Why is the vector field $X(a)\equiv (dL_a)_e X_e$ left invariant?

Question

Let $G$ be a Lie Group with $e$ as the neutral element. Taken $X_e\in T_e G$, define

$$X(a)=(dL_a)_e X_e$$

Why this vector field is left invariant? I get confused with the notation.

Thanks!

Answer 1

To show that $X$ is left-invariant, we must prove $(L_g)_{*}X = X$ for all $g\in G$. This means $(dL_g)_aX(a) = X(L_g(a))$ for all $a,g\in G$, i.e., $(dL_g)_aX(a) = X(ga)$ for all $a,g\in G$. Given $a, g\in G$,

$$(dL_g)_aX(a) = (dL_g)_a(dL_a)_eX_e = (dL_g)_{L_a(e)}(dL_a)_eX_e \underset{(*)}{=} d(L_g\circ L_a)_eX_e = (dL_{ga})_eX_e.$$

The chain rule was used to get equation $(*)$. Since $(dL_{ga})_eX_e = X(ga)$, we have $(dL_g)_aX(a) = X(ga)$.

Answer 2

In general, let $M$ and $N$ be smooth manifolds and let $f\in C^\infty(M, N)$.

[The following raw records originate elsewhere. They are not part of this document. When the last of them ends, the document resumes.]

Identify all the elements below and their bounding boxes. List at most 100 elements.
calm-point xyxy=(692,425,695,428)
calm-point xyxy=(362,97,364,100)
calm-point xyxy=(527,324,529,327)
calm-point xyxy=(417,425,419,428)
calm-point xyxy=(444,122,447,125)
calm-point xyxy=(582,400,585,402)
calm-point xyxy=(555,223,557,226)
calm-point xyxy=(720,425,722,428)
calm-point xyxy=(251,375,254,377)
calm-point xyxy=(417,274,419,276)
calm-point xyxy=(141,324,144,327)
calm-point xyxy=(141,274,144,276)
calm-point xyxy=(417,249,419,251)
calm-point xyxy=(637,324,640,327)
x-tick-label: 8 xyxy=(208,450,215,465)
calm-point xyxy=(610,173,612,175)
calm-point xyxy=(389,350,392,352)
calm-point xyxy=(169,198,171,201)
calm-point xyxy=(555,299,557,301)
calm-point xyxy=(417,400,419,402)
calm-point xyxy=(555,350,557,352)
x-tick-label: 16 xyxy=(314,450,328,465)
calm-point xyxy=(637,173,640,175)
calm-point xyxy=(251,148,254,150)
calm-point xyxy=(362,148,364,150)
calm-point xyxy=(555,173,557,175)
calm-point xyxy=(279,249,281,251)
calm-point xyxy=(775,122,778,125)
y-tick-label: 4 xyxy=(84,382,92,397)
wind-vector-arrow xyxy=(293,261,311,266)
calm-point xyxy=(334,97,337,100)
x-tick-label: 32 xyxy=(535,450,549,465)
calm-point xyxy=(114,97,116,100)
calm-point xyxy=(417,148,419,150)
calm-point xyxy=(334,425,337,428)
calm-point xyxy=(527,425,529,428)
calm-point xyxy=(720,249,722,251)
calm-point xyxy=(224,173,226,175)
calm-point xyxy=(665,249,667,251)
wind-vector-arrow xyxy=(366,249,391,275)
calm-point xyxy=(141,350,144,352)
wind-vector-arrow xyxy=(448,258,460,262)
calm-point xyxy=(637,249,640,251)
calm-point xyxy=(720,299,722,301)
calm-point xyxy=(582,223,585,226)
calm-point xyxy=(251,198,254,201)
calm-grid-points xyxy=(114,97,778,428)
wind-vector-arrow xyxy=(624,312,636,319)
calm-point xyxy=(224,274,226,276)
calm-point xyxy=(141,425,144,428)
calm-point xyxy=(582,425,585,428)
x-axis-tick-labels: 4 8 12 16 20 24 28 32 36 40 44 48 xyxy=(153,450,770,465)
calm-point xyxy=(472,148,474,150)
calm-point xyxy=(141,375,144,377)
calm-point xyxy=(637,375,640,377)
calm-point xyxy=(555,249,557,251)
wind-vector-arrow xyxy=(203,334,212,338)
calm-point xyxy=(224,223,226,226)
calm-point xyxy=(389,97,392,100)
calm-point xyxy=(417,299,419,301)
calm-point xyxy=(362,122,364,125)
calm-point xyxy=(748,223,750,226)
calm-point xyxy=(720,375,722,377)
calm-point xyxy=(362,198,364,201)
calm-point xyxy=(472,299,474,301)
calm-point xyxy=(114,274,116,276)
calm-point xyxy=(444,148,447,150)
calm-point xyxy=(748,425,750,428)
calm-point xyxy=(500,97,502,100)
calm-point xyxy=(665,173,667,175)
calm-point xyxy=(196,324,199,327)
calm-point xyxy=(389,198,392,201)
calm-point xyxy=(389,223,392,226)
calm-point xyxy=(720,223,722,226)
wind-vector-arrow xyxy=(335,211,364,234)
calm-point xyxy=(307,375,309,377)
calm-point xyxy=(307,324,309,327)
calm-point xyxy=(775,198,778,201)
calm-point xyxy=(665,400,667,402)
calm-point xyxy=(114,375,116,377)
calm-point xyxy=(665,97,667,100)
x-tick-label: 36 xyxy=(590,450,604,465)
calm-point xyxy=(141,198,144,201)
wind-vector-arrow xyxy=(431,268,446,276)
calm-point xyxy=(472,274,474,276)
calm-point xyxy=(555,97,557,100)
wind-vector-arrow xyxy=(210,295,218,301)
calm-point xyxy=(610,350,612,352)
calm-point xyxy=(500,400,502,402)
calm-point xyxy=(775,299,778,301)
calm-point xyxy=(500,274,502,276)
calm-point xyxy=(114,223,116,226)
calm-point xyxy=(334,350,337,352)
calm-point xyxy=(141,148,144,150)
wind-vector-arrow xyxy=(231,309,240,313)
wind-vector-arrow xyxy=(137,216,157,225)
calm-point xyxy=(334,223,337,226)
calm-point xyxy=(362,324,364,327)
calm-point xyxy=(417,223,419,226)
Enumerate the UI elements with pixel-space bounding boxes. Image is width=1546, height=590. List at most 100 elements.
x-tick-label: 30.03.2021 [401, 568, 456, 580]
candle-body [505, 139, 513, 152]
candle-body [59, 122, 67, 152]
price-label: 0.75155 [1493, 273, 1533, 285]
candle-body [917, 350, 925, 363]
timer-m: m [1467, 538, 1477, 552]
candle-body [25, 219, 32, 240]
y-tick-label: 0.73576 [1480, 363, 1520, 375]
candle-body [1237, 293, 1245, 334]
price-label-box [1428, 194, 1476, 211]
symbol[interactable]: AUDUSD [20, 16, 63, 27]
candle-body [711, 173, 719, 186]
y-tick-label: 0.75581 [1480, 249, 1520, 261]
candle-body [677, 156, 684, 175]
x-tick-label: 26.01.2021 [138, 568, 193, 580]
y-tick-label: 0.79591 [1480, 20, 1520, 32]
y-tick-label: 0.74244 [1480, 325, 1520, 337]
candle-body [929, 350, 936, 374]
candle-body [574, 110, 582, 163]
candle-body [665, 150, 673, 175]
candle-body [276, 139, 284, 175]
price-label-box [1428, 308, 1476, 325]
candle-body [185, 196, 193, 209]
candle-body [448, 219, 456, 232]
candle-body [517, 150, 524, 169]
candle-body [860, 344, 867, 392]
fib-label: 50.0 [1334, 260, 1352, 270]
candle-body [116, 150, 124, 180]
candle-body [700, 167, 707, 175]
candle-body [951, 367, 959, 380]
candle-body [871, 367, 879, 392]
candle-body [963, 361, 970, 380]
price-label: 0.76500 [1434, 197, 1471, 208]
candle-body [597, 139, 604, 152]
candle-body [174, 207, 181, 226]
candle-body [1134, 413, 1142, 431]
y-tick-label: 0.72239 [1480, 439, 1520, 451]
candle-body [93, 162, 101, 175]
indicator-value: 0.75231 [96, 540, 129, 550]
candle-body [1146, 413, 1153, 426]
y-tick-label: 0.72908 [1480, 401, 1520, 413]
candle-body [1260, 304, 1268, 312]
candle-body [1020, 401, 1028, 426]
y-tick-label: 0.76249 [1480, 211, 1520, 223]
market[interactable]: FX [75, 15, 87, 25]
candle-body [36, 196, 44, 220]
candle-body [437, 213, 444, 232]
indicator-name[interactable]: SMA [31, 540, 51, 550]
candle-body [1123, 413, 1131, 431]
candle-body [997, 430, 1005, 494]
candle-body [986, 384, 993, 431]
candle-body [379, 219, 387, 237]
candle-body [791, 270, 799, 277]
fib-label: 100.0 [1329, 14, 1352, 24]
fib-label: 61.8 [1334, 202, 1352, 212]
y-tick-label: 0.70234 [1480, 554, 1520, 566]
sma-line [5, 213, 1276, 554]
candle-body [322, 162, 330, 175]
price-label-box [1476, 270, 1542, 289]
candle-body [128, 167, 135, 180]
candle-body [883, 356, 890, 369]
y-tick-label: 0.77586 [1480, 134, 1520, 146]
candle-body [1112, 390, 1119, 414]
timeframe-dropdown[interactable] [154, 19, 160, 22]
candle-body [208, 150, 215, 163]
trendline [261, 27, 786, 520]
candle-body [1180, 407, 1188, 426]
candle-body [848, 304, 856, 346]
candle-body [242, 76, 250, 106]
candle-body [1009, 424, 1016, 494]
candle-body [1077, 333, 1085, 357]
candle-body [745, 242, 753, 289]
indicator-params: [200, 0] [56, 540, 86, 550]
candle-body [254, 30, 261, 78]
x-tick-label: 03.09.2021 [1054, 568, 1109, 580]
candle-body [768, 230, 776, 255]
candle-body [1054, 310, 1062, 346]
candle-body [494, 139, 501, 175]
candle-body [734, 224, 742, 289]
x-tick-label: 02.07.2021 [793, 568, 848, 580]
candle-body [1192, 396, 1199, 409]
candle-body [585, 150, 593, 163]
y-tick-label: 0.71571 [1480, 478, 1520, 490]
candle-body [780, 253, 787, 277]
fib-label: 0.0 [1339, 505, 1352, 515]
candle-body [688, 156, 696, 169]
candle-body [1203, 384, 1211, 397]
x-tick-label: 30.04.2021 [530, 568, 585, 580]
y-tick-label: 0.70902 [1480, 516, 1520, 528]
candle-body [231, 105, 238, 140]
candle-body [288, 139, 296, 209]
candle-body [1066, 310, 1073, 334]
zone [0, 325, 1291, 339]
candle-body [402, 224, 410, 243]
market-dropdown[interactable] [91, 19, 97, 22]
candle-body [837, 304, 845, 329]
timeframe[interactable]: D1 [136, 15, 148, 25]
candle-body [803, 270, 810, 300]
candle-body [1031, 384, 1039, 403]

$(i)$ The tangent bundle of $M$ is $$TM:=\{(p, X): p\in M, X\in T_pM\}.$$ This comes with a submersion $\pi:TM\longrightarrow M$ which is just the projection in the first component. One might show $TM$ is a smooth manifold and $\pi:TM\longrightarrow M$ is a vector bundle.

$(ii)$ $f$ induces a map $df\in C^\infty(TM, TN)$ given by $$df(p, X):=(f(p), df_p(X)),$$ where $df_p:T_pM\longrightarrow T_{f(p)}N$ is the differential of $f$ in $p$.

$(iii)$ A vector field on $M$ is just a smooth map $X:M\longrightarrow TM$ such that $\pi\circ X=id_M$ (that is, $X_p\in T_pM$ for all $p\in M$).

Now let us specialize to the case of Lie groups. We have a smooth map $L_g\in C^\infty(G, G)$ given by $$L_g(h):=gh,$$ where we're using the group multiplication on the right-hand side. We say a smooth vector field $X:G\longrightarrow TG$ is left invariant if $$dL_g\circ X=X\circ L_g,$$ for all $g\in G$. Let us examine the equality $dL_g\circ X=X\circ L_g$: $$dL_g\circ X=X\circ L_g\Leftrightarrow dL_g(X(h))=X(gh),\ \forall h\in G.$$ Using the definition of $dL_g$ one finds $$dL_g\circ X=X\circ L_g\Leftrightarrow (gh, (dL_g)_h(X_h))=(gh, X_{gh})\,\ \forall h\in G\Leftrightarrow (dL_g)_h(X_h)=X_{gh},\ \forall h\in G.$$ Above $X_h:=\textrm{pr}_2\circ X(h)$, that is, $X(h)=(h, X_h)$ where $X_h\in T_hG$. Therefore, $X:G\longrightarrow TG$ is left-invariant if and only if $$(dL_g)_h(X_h)=X_{gh},\ \forall g, h\in G.$$ The above is also equivalent to:$$(dL_g)_e(X_e)=X_g.$$ If fact, if $(dL_g)_e(X_e)=X_g$ holds then using the chain rule $$X_{gh}=(dL_{gh})_e(X_e)=d(L_g\circ L_h)_e(X_e)=(dL_g)_h((dL_h)_e(X_e))=(dL_g)_h(X_h).$$ Therefore, one might say your vector field is left-invariant by definition.